Bellissima quest’immagine: “I due si strinsero la mano e a Curlo sembrò di strizzare un sacchetto pieno di denti.”
C’è qualche errorino qua e là che ti segnalo per la revisione:
“prese UN dispositivo a manovella”
“Lo sa che HO preso sette chili?”
“Ecco L’ipno-Induttore,”
“Disse, con orgoglio Curlo.”
“ruotava la testa come per se si stesse guardando”

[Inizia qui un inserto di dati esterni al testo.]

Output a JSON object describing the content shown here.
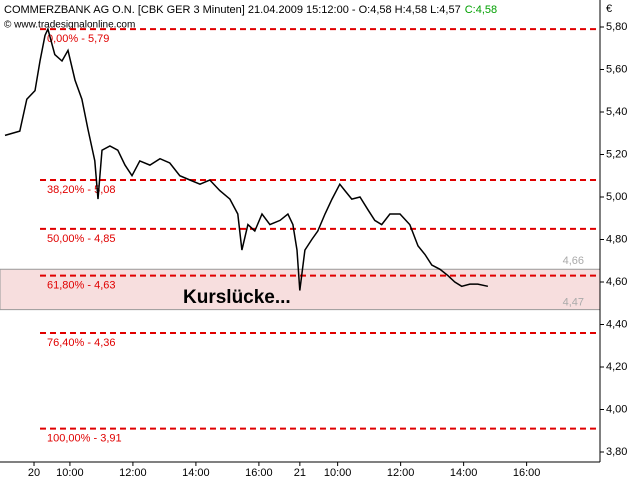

grazie per la lettura, a presto!
andrea

BONUS: OK per tutti


Ciao, Andrea,
grazie per i complimenti (ché scaldano il cuore) e soprattutto grazie per aver scovato quei fottutissimi errori in giro per il testo. Sono per la maggior parte delle vestigia della stesura precedente.
Per Erik: era un racconto di cazzo e come tale deve essere considerato. Mi interessava solo consegnarlo per far fronte al digiuno da scrittura che mi stava un po' ottenebrando. Ma comunque, le critiche che stanno venendo su, mi hanno un po' solleticato e probabilmente non lo lascerò morire da solo sotto la pioggia... :D

andyvox
Messaggi: 122

Re: Scheggia

Messaggio#12 » venerdì 31 gennaio 2020, 18:36

Mi arrendo: se questo è un “racconto di merda” allora è proprio meglio che io appenda penna (e pc) al chiodo e mi dia alla filatelia. Per distacco il racconto più bello del girone, una inventiva come al solito debordante (ma come ti vengono in mente certe idee?) e una buonissima capacità di tenere le fila della narrazione. Forse è vero, il personaggio di Fanie cade un po’ dall’alto, ma è una cosa da meno. Mi rifugio nel segnalare alcuni refusi, altrimenti non avrei quasi niente da dire: “Il dottore prese dispositivo a manovella” “Un mese fa mi è stata ricapitata qui” “il dottore ruotava la testa come per se si stesse guardando intorno” “Mentre la coscienza del dottore di spegneva in un grumo di sangue” “incapace gridare anche quando quel bastardo le scoprì l’intricato arabesco inciso sulla schiena.”